Downey Jr.: Nathaniel told me that I reminded him of the “The Man from U.N.C.L.E.,” which, by the way, like you were talking about makes connections. I realized that’s what people do. I know this one, I’m in a new environment – that person reminds me of Leno, who I was in Jr. High School with. And it’s a way of just being this kind of predictably irrational way for me, or I would imagine people that you sooth yourself so you can just be okay in your skin, depending on how high your anxiety is. What I do remember though is the transcending moment – I’ll never forget this, was we were toward the end of rehearsal and it had been really, really something else – never worried, never worried that you were going to lose your aesthetic distance or whatever of any of that stuff, but I knew that you were riding that razor’s edge in a way that was appropriate, in a way you kind of had to – it was sh*tty but the job description was that you had to do that. And, Jamie, who really at this point was Nathaniel, came in and we were doing improvisation with all the LAMP members. And it was when he came in and we all took our turns sitting in a chair in the middle of this room. And it was when Jamie came in as Nathaniel and in a spontaneously improvisational way, answered questions and behaved as though and responded as though Nathaniel were there. And all of the Lamp members said “That’s him.” That’s when we knew we were ready to shoot and that’s when we went and started. The litmus came from the community. They were always the democracy that had this final say and stamp of approval on this thing. Very, very odd, democratic way this film was enacted.

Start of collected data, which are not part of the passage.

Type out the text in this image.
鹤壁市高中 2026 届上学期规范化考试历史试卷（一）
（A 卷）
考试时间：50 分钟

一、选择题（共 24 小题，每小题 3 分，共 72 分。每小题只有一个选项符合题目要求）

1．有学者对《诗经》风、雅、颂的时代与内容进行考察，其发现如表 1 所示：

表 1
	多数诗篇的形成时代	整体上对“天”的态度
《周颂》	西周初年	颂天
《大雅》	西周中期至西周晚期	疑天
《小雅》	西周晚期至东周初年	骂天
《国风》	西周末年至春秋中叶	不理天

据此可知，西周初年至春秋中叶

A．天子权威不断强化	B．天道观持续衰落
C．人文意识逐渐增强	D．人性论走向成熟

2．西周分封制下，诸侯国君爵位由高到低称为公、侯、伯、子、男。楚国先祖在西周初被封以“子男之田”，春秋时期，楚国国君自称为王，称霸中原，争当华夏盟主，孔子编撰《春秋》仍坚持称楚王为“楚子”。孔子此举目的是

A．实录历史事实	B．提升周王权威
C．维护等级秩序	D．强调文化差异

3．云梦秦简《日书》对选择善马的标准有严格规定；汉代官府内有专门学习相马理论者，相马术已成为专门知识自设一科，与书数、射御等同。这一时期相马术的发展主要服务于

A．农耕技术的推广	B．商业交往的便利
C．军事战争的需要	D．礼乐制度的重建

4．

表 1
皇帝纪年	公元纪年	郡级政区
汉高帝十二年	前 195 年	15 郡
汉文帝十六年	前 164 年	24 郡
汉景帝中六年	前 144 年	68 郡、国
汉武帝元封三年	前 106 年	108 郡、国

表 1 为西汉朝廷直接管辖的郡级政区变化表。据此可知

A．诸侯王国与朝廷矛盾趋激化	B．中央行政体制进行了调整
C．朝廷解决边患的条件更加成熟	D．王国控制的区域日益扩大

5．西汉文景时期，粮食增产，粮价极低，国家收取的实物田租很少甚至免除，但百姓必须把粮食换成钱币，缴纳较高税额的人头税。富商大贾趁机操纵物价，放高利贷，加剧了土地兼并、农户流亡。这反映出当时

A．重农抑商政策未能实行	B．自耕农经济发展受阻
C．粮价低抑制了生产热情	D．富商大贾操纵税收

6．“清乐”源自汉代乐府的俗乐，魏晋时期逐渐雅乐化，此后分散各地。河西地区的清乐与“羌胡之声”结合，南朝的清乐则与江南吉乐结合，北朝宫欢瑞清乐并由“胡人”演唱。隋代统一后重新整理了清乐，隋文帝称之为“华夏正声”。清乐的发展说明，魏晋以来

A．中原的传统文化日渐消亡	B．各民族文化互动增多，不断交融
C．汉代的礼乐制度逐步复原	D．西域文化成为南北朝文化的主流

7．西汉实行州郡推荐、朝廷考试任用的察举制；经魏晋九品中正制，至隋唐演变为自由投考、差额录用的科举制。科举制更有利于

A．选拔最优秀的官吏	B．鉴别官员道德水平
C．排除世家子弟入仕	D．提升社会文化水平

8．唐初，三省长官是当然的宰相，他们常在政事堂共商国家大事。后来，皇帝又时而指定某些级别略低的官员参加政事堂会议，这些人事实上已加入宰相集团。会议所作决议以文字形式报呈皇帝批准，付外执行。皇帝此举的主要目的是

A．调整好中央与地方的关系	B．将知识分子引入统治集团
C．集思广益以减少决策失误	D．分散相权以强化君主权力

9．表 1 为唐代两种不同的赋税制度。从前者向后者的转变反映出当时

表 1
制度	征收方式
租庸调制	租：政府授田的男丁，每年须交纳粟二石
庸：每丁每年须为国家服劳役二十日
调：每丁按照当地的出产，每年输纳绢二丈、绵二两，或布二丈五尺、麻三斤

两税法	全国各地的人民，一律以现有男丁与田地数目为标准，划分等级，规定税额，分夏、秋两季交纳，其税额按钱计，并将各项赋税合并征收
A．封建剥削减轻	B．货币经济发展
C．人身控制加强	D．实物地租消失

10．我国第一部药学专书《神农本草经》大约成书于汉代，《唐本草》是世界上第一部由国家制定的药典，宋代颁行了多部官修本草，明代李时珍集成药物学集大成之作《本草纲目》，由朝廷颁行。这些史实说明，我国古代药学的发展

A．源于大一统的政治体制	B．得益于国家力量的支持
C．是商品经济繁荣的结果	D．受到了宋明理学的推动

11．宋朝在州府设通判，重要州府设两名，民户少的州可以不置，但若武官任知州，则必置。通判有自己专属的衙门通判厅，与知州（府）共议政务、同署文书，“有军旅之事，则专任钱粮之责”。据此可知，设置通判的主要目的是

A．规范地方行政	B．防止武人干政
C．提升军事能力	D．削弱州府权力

Keener: I remember that. That was amazing.

Foxx: That was a lot of pressure!

Downey Jr.: By the way, they were really good actors.

Foxx: They were better than us! They were in a circle and doing all of this improv and I got nervous. I was like, “Man, if I suck in front of these people…”

Keener: In fact, I think you went last, didn’t you?

Foxx: I did.

Q: I heard that Steve Lopez asked you not to impersonate him. How did you go about doing the character and not do that?

Downey Jr.: I never listen to anything anyone says about what I should or shouldn’t do! [laughing] I know he said it would be a mistake to impersonate him and there wasn’t time and it wasn’t my job. And I felt like my job was to observe and report and Joe Wright said I needed to witness this movie which was very odd, because I had so been the center of attention in a very overt way in a couple things I’d done before. So to me, it was about having the humility to do what we are supposed to do as actors all the time, which is just be there and imagine that that’s enough. At a certain point when we weren’t quite sure what the boundaries were, I asked [Steve] if I could cast his nose, and we cast his nose. And I said “Let me see what Steve’s nose looks like on me.” And I said “God, I kind of like that” and Joe said “Robert…,” because I’d gotten used to all of this armature. I had had a suit on, or was African-American, and my mask was really easy. So I was asked not to do that.

Keener: I did cut your hair though!

Downey Jr.: She cut my hair! It was fantastic. That was at rehearsal! But I think the thing this time is that even though we were all playing characters, we were asked to not wear any masks, which for Jamie, must’ve been horrifying and insanely challenging and for us it was kind of like the usual thing. We just did what we are always supposed to do. We just did it in this really sensitive story that we felt a lot of onus on not blowing it.

The Soloist opens in theatres on Friday, April 24.